Presented By O’Reilly and Cloudera
Make Data Work
September 11, 2018: Training & Tutorials
September 12–13, 2018: Keynotes & Sessions
New York, NY

Executive Briefing: What you need to know about fast data

Dean Wampler (Anyscale)
2:00pm–2:40pm Thursday, 09/13/2018

What you'll learn

  • Understand the business motivations for fast data applications, the organizational challenges required when moving to streaming architectures, and how your organization can meet those challenges, drawing on what it already knows about microservices

Description

Big data started with an emphasis on batch-oriented architectures, where data is captured in large, scalable stores, then processed using batch jobs. To reduce the gap between data arrival and information extraction, these architectures are now evolving to be stream oriented, where data is processed as it arrives. Fast data is the new buzzword. It’s also a new opportunity for innovation in how your organization leverages data.

However, fast data architectures introduce new challenges for your organization. Whereas a batch job might run for hours, a stream processing application might run for weeks or months. This raises the bar for making these systems resilient against traffic spikes, hardware and network failures, and so forth. The microservice world has faced these challenge for a while. Therefore, your data teams will need to evolve to resemble the teams you already have for your microservice-based systems. In fact, you’ll probably merge these teams over time, as your microservices do more data processing and your data systems leverage your microservices.

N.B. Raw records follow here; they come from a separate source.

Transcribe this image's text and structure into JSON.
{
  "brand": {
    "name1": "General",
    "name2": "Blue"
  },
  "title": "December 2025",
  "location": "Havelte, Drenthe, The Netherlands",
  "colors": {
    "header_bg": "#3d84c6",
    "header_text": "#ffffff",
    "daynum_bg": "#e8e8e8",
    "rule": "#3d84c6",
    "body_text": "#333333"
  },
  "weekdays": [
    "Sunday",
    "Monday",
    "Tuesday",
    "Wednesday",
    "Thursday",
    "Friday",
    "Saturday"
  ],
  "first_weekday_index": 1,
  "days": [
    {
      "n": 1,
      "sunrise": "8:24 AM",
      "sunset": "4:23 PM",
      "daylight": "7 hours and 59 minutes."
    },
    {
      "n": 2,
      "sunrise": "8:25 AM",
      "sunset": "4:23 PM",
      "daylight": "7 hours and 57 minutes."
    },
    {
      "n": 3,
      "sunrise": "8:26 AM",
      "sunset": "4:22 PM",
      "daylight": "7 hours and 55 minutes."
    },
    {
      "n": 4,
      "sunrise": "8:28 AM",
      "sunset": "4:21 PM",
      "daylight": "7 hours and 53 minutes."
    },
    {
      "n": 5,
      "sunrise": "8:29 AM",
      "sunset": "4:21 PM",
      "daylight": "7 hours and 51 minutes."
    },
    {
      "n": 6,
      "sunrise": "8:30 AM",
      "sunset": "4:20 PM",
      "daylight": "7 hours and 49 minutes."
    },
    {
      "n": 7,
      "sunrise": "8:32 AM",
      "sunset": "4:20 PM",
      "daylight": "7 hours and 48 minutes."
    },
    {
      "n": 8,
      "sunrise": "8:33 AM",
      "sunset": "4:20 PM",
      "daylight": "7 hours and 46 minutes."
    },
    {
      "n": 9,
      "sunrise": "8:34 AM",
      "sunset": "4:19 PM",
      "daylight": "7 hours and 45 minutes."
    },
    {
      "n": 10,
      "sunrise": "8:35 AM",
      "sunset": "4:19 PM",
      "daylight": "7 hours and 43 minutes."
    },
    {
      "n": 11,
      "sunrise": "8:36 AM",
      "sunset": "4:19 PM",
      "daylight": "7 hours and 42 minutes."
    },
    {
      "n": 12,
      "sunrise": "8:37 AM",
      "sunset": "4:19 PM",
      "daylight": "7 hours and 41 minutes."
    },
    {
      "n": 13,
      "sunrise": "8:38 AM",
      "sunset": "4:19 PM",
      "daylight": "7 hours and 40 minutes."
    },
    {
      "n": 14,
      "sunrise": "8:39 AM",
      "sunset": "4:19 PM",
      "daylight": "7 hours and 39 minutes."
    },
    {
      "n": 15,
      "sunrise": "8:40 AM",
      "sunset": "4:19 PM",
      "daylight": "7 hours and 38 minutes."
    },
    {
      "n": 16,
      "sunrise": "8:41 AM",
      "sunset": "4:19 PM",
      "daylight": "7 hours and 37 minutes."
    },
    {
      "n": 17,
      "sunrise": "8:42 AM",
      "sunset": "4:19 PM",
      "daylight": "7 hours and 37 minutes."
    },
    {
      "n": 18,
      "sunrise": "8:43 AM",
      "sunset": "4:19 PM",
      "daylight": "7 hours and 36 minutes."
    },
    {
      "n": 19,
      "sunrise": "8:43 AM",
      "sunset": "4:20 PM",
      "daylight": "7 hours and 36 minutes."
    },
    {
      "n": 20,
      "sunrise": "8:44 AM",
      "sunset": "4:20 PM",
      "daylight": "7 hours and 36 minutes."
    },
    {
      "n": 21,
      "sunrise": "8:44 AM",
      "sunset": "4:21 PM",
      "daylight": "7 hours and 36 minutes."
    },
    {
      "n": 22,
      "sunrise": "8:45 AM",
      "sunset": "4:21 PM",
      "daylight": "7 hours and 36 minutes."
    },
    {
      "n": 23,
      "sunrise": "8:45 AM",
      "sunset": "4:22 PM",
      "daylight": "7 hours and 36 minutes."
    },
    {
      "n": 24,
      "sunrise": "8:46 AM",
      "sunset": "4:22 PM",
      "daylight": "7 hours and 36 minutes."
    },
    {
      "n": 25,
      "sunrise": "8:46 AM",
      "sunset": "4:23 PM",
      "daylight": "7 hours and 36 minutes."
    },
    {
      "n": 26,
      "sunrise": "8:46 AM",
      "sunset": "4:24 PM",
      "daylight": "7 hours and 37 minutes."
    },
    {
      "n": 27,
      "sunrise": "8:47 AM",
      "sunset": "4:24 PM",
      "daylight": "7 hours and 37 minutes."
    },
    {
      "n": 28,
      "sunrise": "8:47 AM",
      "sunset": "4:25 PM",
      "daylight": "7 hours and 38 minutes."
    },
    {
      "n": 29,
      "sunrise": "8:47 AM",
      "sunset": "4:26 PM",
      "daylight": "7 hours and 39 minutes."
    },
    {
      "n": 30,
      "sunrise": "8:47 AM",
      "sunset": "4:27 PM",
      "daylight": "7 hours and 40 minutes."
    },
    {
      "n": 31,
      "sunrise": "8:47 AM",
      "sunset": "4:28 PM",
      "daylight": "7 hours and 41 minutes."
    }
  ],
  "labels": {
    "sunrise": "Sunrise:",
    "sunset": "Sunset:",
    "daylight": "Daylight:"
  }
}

Join Dean Wampler to learn everything you need to exploit fast data successfully and explore some real-world success stories.

Photo of Dean Wampler

Dean Wampler

Anyscale

Dean Wampler is an expert in streaming data systems, focusing on applications of machine learning and artificial intelligence (ML/AI). He’s head of developer relations at Anyscale, which is developing Ray for distributed Python, primarily for ML/AI. Previously, he was an engineering VP at Lightbend, where he led the development of Lightbend CloudFlow, an integrated system for building and running streaming data applications with Akka Streams, Apache Spark, Apache Flink, and Apache Kafka. Dean is the author of Fast Data Architectures for Streaming Applications, Programming Scala, and Functional Programming for Java Developers, and he’s the coauthor of Programming Hive, all from O’Reilly. He’s a contributor to several open source projects. A frequent conference speaker and tutorial teacher, he’s also the co-organizer of several conferences around the world and several user groups in Chicago. He earned his PhD in physics from the University of Washington.